PONTIAC, Mich. -- Dr. Jack Kevorkian's crusade for assisted suicide began nine years ago in the back of his rusted Volkswagen van. There, an Alzheimer's patient from Oregon pushed a button on the retired pathologist's "suicide machine" and lethal drugs flowed into her veins.
Kevorkian has skirted the law and taunted its enforcers ever since, helping 130 people take their own lives. He left bodies in the middle of the night at motels, others at hospital emergency rooms. He burned state orders against him, showed up at court in costume and challenged authorities to do something about it. On Tuesday, they finally did."You had the audacity to go on national television, show the world what you did and dare the legal system to stop you," said Judge Jessica Cooper. "Well, sir, consider yourself stopped."
Cooper sentenced Kevorkian to 10 to 25 years in prison for the second-degree murder of Thomas Youk, a Lou Gehrig's patient whom Kevorkian videotaped as he injected him with a lethal cocktail of chemicals on Sept. 17. The videotape was later broadcast on CBS's "60 Minutes."
"My husband had come to the end of his life as he chose to," Melody Youk said as she pleaded for a lenient sentence. "He was not depressed. He was not a victim. He requested Dr. Kevorkian's help and was grateful for it."
Cooper also sentenced Kevorkian to three to seven years for delivery of a controlled substance. The sentences will run concurrently, and Kevorkian will be eligible for parole after six years and eight months, a prosecutor said. Kevorkian, who turns 71 next month, could have gotten life in prison.
Kevorkian told The Oakland Press of Pontiac that he will begin a hunger strike immediately.
Kevorkian's supporters said the sentence would intensify the debate over euthanasia and assisted suicide.
"I think it's going to spark more debate and discussion on the end of life issue," said Nicholle McClelland, spokeswoman for the Oregon-based Hemlock Society. "This was not murder, this was a very compassionate act."
McClelland said laws against assisted suicide should be on trial, not Kevorkian.
"This is another example . . . that the law needs to change to allow for physician-assisted dying," she said. "Dr. Jack Kevorkian is one of those responsible for making the movement so strong."
But opponents said the sentence was long overdue. Members of Not Dead Yet, a disabled rights group, celebrated the end of what one called Kevorkian's "killing spree."
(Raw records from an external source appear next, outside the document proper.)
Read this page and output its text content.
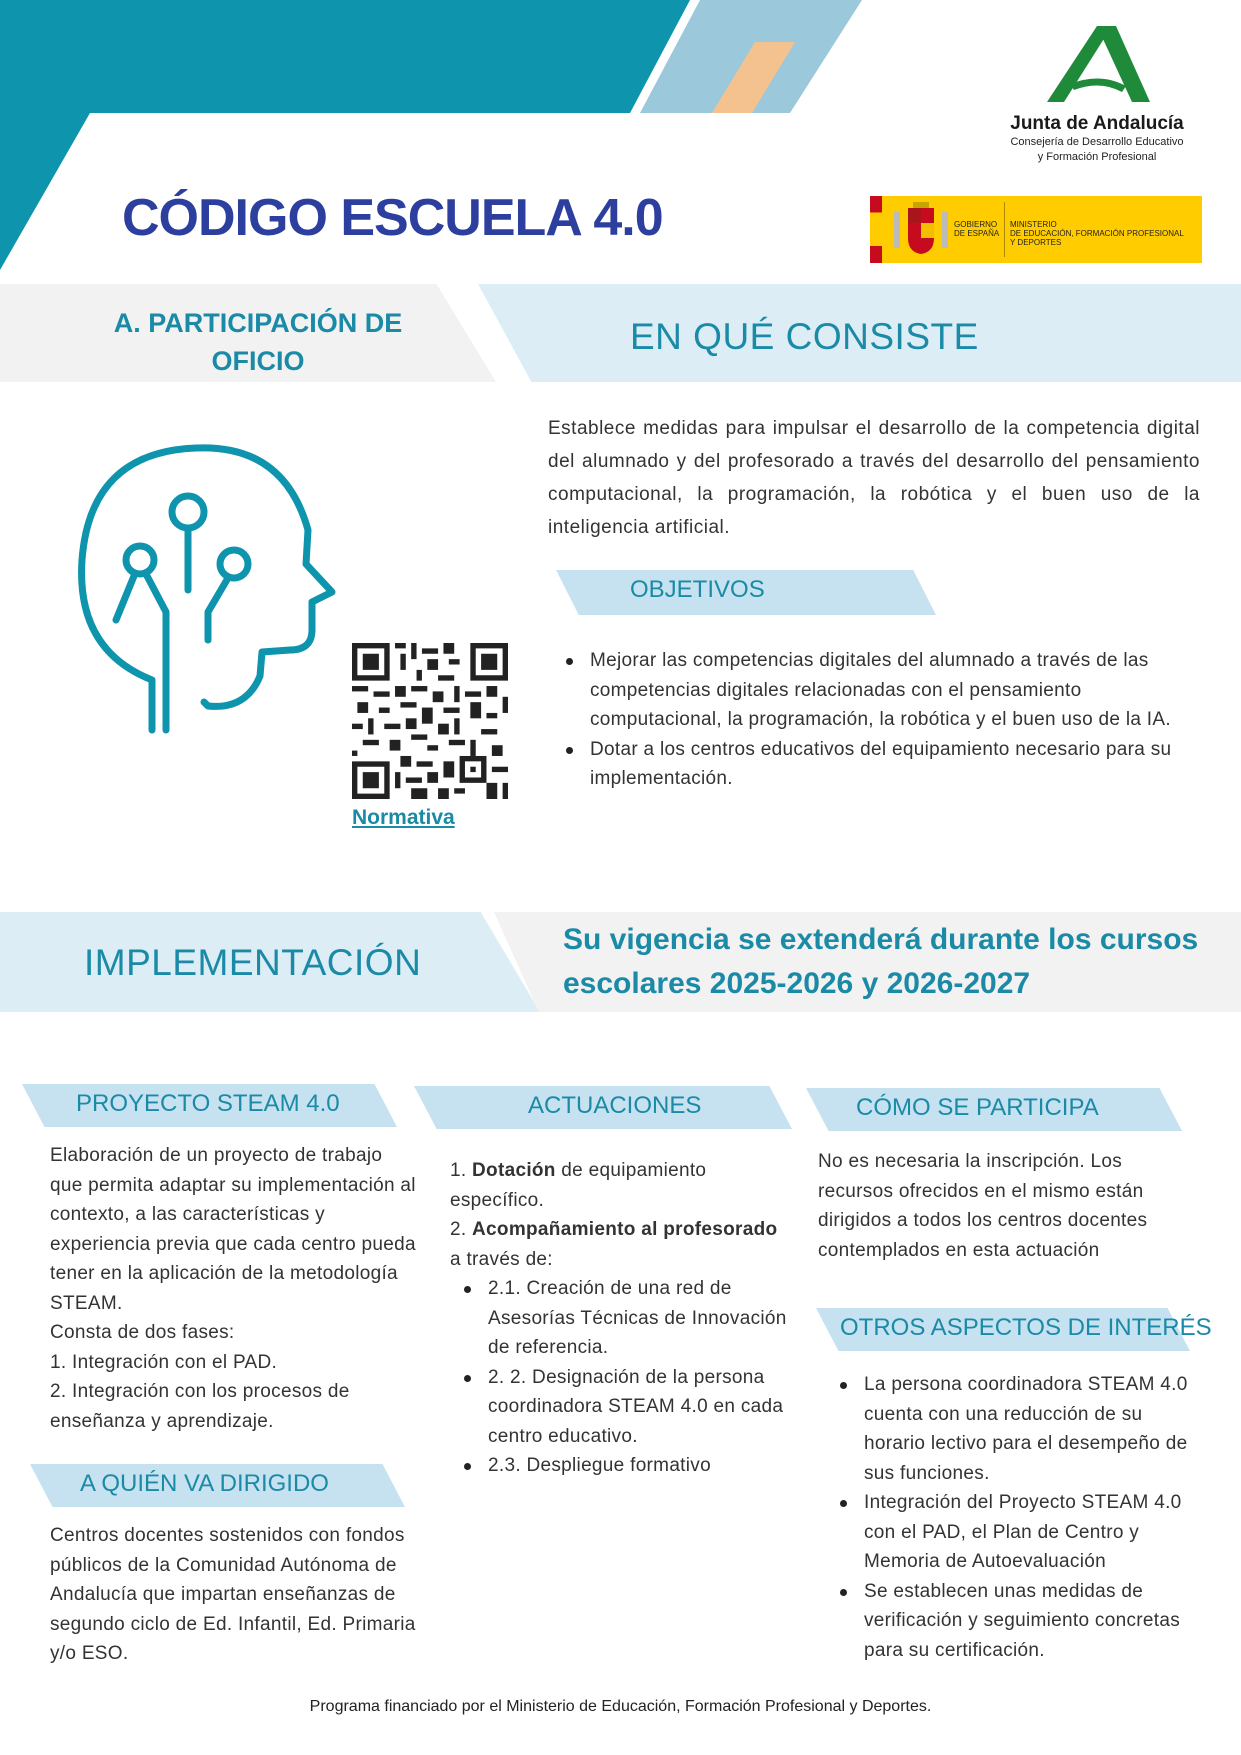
CÓDIGO ESCUELA 4.0
Junta de Andalucía
Consejería de Desarrollo Educativo
y Formación Profesional
GOBIERNO
DE ESPAÑA
MINISTERIO
DE EDUCACIÓN, FORMACIÓN PROFESIONAL
Y DEPORTES
A. PARTICIPACIÓN DE
OFICIO
EN QUÉ CONSISTE
Normativa
Establece medidas para impulsar el desarrollo de la competencia digital del alumnado y del profesorado a través del desarrollo del pensamiento computacional, la programación, la robótica y el buen uso de la inteligencia artificial.
OBJETIVOS
Mejorar las competencias digitales del alumnado a través de las competencias digitales relacionadas con el pensamiento computacional, la programación, la robótica y el buen uso de la IA.
Dotar a los centros educativos del equipamiento necesario para su implementación.
IMPLEMENTACIÓN
Su vigencia se extenderá durante los cursos escolares 2025-2026 y 2026-2027
PROYECTO STEAM 4.0
Elaboración de un proyecto de trabajo que permita adaptar su implementación al contexto, a las características y experiencia previa que cada centro pueda tener en la aplicación de la metodología STEAM.
Consta de dos fases:
1. Integración con el PAD.
2. Integración con los procesos de enseñanza y aprendizaje.
A QUIÉN VA DIRIGIDO
Centros docentes sostenidos con fondos públicos de la Comunidad Autónoma de Andalucía que impartan enseñanzas de segundo ciclo de Ed. Infantil, Ed. Primaria y/o ESO.
ACTUACIONES
1. Dotación de equipamiento específico.
2. Acompañamiento al profesorado a través de:
2.1. Creación de una red de Asesorías Técnicas de Innovación de referencia.
2. 2. Designación de la persona coordinadora STEAM 4.0 en cada centro educativo.
2.3. Despliegue formativo
CÓMO SE PARTICIPA
No es necesaria la inscripción. Los recursos ofrecidos en el mismo están dirigidos a todos los centros docentes contemplados en esta actuación
OTROS ASPECTOS DE INTERÉS
La persona coordinadora STEAM 4.0 cuenta con una reducción de su horario lectivo para el desempeño de sus funciones.
Integración del Proyecto STEAM 4.0 con el PAD, el Plan de Centro y Memoria de Autoevaluación
Se establecen unas medidas de verificación y seguimiento concretas para su certificación.
Programa financiado por el Ministerio de Educación, Formación Profesional y Deportes.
"Jack Kevorkian has been killing members of the disabled community for years and has been getting away with it," said Cal Montgomery. "I hope this is the end of the euthanasia movement."
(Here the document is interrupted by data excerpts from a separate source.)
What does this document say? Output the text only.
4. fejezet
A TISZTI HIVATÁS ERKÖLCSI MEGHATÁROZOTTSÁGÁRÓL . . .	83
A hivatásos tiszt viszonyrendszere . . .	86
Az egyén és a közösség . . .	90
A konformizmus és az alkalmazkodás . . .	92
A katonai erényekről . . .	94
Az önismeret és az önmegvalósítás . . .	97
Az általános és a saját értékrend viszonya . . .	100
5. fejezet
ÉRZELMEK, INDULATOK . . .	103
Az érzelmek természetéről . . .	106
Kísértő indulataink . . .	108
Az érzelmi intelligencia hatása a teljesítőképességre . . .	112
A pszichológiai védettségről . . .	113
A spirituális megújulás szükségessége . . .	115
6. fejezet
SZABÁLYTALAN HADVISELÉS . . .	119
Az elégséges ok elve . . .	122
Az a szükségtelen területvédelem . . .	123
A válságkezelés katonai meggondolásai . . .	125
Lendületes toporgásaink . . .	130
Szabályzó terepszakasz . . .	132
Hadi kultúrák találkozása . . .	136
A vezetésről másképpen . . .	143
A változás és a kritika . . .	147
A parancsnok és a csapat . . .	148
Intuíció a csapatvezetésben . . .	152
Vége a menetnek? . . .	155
The Archdiocese of Detroit issued a statement, saying Kevorkian's "'final solution' approach to pain management has been an unconscionable exploitation of the natural ambivalence to death and suffering."
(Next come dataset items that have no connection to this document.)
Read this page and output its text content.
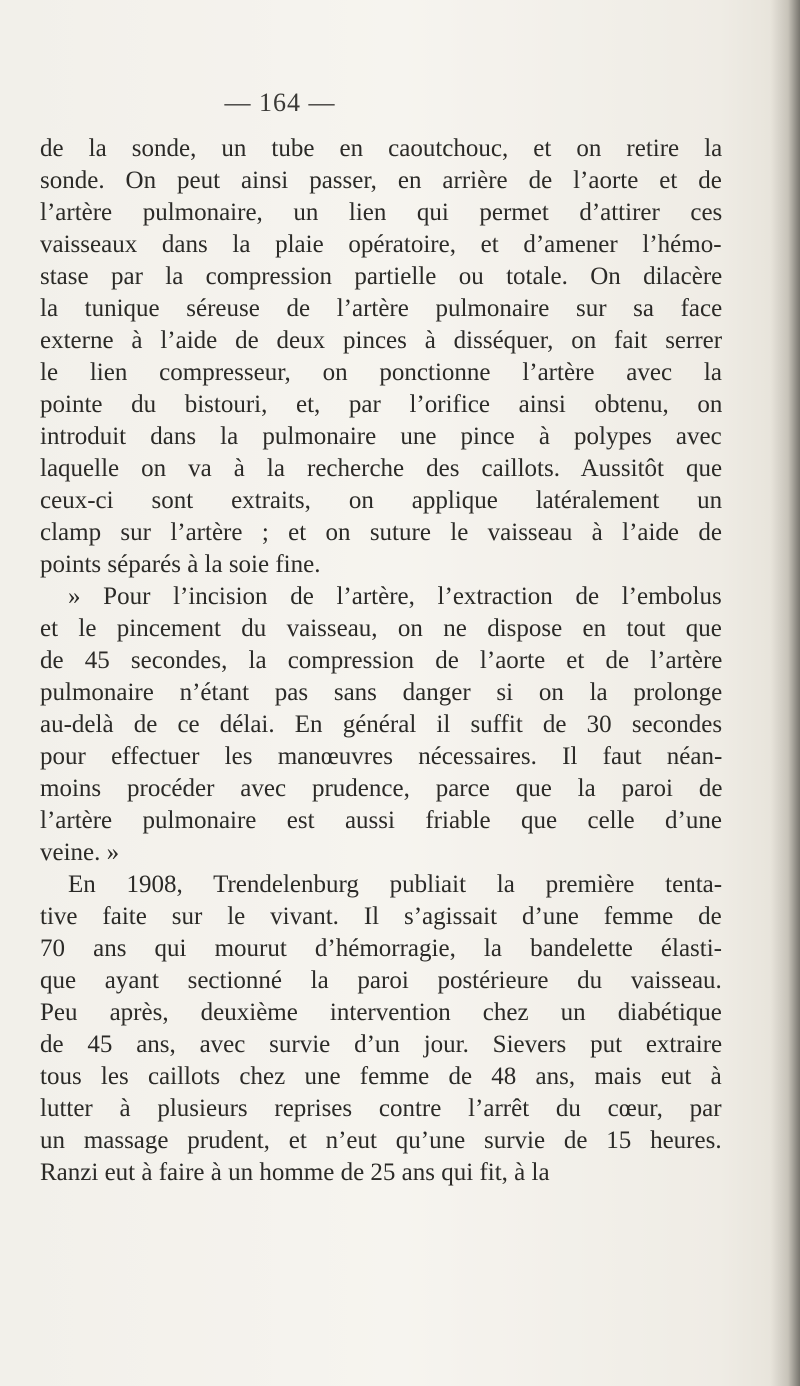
— 164 —
de la sonde, un tube en caoutchouc, et on retire la
sonde. On peut ainsi passer, en arrière de l’aorte et de
l’artère pulmonaire, un lien qui permet d’attirer ces
vaisseaux dans la plaie opératoire, et d’amener l’hémo-
stase par la compression partielle ou totale. On dilacère
la tunique séreuse de l’artère pulmonaire sur sa face
externe à l’aide de deux pinces à disséquer, on fait serrer
le lien compresseur, on ponctionne l’artère avec la
pointe du bistouri, et, par l’orifice ainsi obtenu, on
introduit dans la pulmonaire une pince à polypes avec
laquelle on va à la recherche des caillots. Aussitôt que
ceux-ci sont extraits, on applique latéralement un
clamp sur l’artère ; et on suture le vaisseau à l’aide de
points séparés à la soie fine.
» Pour l’incision de l’artère, l’extraction de l’embolus
et le pincement du vaisseau, on ne dispose en tout que
de 45 secondes, la compression de l’aorte et de l’artère
pulmonaire n’étant pas sans danger si on la prolonge
au-delà de ce délai. En général il suffit de 30 secondes
pour effectuer les manœuvres nécessaires. Il faut néan-
moins procéder avec prudence, parce que la paroi de
l’artère pulmonaire est aussi friable que celle d’une
veine. »
En 1908, Trendelenburg publiait la première tenta-
tive faite sur le vivant. Il s’agissait d’une femme de
70 ans qui mourut d’hémorragie, la bandelette élasti-
que ayant sectionné la paroi postérieure du vaisseau.
Peu après, deuxième intervention chez un diabétique
de 45 ans, avec survie d’un jour. Sievers put extraire
tous les caillots chez une femme de 48 ans, mais eut à
lutter à plusieurs reprises contre l’arrêt du cœur, par
un massage prudent, et n’eut qu’une survie de 15 heures.
Ranzi eut à faire à un homme de 25 ans qui fit, à la
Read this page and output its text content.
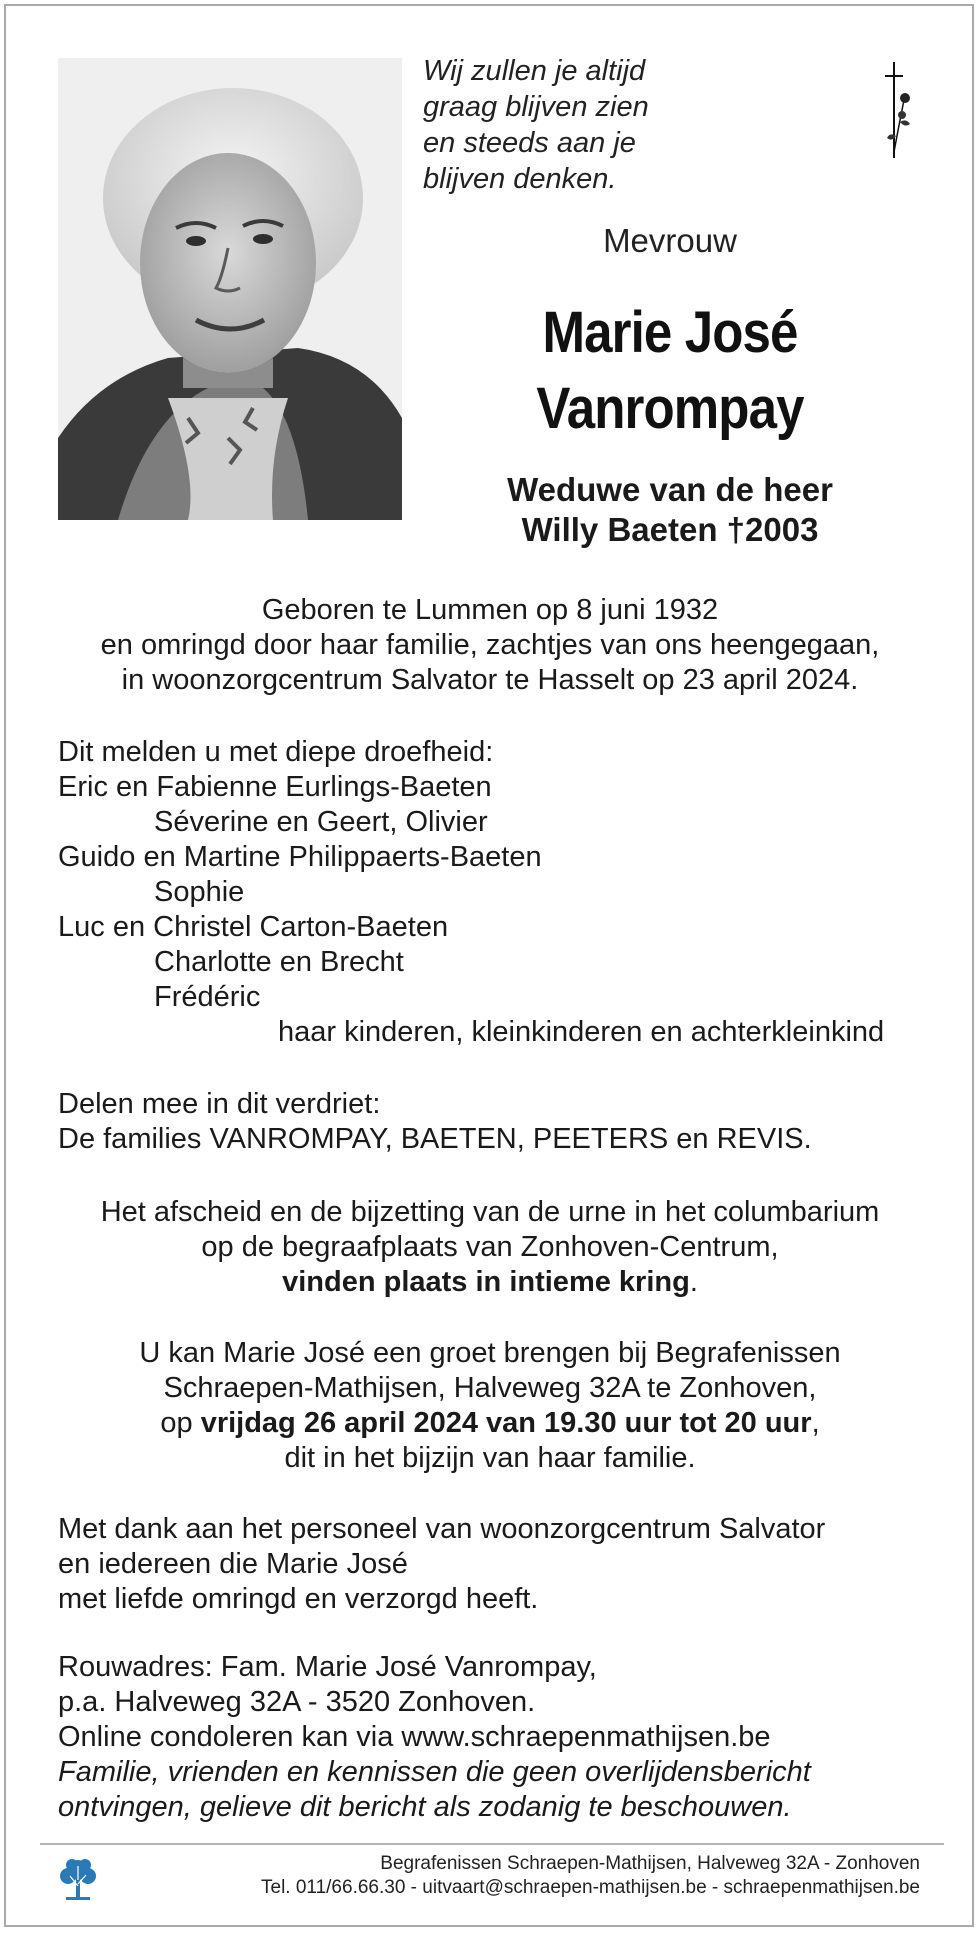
Wij zullen je altijd
graag blijven zien
en steeds aan je
blijven denken.
Mevrouw
Marie José
Vanrompay
Weduwe van de heer
Willy Baeten †2003
Geboren te Lummen op 8 juni 1932
en omringd door haar familie, zachtjes van ons heengegaan,
in woonzorgcentrum Salvator te Hasselt op 23 april 2024.
Dit melden u met diepe droefheid:
Eric en Fabienne Eurlings-Baeten
Séverine en Geert, Olivier
Guido en Martine Philippaerts-Baeten
Sophie
Luc en Christel Carton-Baeten
Charlotte en Brecht
Frédéric
haar kinderen, kleinkinderen en achterkleinkind
Delen mee in dit verdriet:
De families VANROMPAY, BAETEN, PEETERS en REVIS.
Het afscheid en de bijzetting van de urne in het columbarium
op de begraafplaats van Zonhoven-Centrum,
vinden plaats in intieme kring.
U kan Marie José een groet brengen bij Begrafenissen
Schraepen-Mathijsen, Halveweg 32A te Zonhoven,
op vrijdag 26 april 2024 van 19.30 uur tot 20 uur,
dit in het bijzijn van haar familie.
Met dank aan het personeel van woonzorgcentrum Salvator
en iedereen die Marie José
met liefde omringd en verzorgd heeft.
Rouwadres: Fam. Marie José Vanrompay,
p.a. Halveweg 32A - 3520 Zonhoven.
Online condoleren kan via www.schraepenmathijsen.be
Familie, vrienden en kennissen die geen overlijdensbericht
ontvingen, gelieve dit bericht als zodanig te beschouwen.
Begrafenissen Schraepen-Mathijsen, Halveweg 32A - Zonhoven
Tel. 011/66.66.30 - uitvaart@schraepen-mathijsen.be - schraepenmathijsen.be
The sentence, said archdiocese spokesman Ned McGrath, leaves "no doubt that society will neither authorize physicians to kill nor look the other way if they do."
Even Judge Cooper offered her take on the impact of the sentence, telling Kevorkian the debate over assisted suicide will continue "long after this trial and your activities fade from public memory."
At the time of his death, Youk, 52, was confined to a wheelchair, had a feeding tube installed in his stomach and was afraid of choking on his own saliva.
Medical examiners considered the death suspicious. But they had little to go on -- until Kevorkian sent the videotape to "60 Minutes." The tape and the show's interview with Kevorkian were the prosecution's main evidence.
It was the first murder trial for Kevorkian, who says he has been involved in 130 deaths since 1990, and the first time he was found guilty of taking part in a death. His previous trials, all on assisted-suicide charges, resulted in three acquittals and a mistrial.